Geoff has urged judges and magistrates to use the revised sentencing guidance to its full extent to ensure anyone convicted of assaulting emergency services personnel receives an appropriate sentence.

Speaking after the independent Sentencing Council published its updated advice, he said: “The Police Federation and its members welcome these new sentencing guidelines.

“Assaults on police officers are totally unacceptable but are sadly commonplace. To assault a police officer, prison officer or any other emergency services worker is to attack society itself and should never be accepted as ‘part of the job’.

“Judges and magistrates must now use the new guidelines to their full extent to make sure anyone who assaults a police officer and other emergency service worker receives the maximum tariff sentences available to them.”

The revised guidelines, which come into force in July, come as a direct result of the Police Federation’s Protect the Protectors campaign which triggered a change in law to double the maximum sentence for assaults on police officers and other emergency service workers from six to 12 months.

The Government has pledged to increase the maximum sentence from 12 months to two years for assaults on emergency workers through the Police, Crime, Sentencing and Courts Bill, which is currently at the committee stage in Parliament.

The new advice includes factors classed as “high culpability”, such as the “intention to cause fear of serious harm, including disease transmission” in common assault cases, as well as intentional coughing or spitting in both common assault and ABH offences.

Responding to the publication of the guidelines, Police Federation national chair John Apter said: “During the last few years, we have been highlighting to the Sentencing Council the dangers officers face and our serious concern about some perverse sentences, which has seen people walking from the court after some vicious attacks on our colleagues.

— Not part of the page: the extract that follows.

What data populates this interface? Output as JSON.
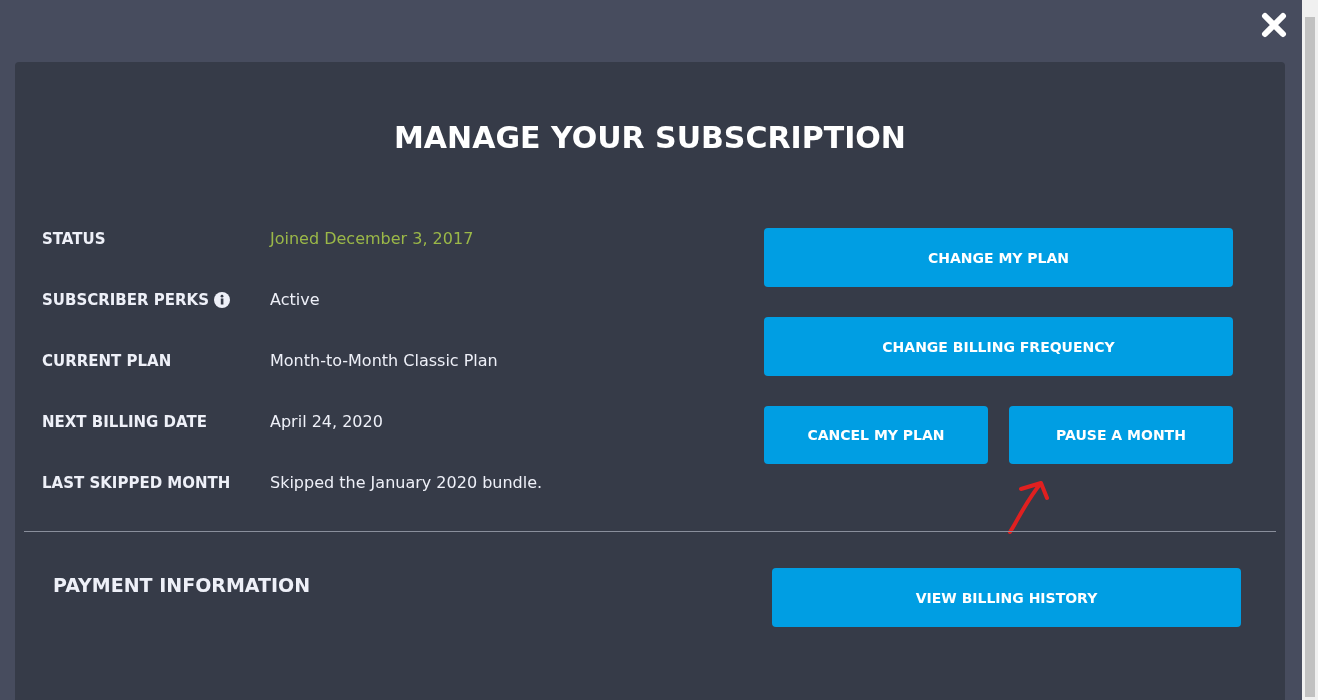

“It’s good to see that the Sentencing Council has taken on board our views about assaults on police, including the vile acts of spitting and weaponising Covid, and these revised guidelines are a step in the right direction. 

“What we need to see now is judges making full use of the flexibility the guidelines provide to ensure that the sentence handed down reflects the seriousness and gravity of the crime.

“We will be watching closely to ensure we see a reduction in perverse sentences which result in thugs who attack emergency workers walking free from court with little more than a slap on the wrist.”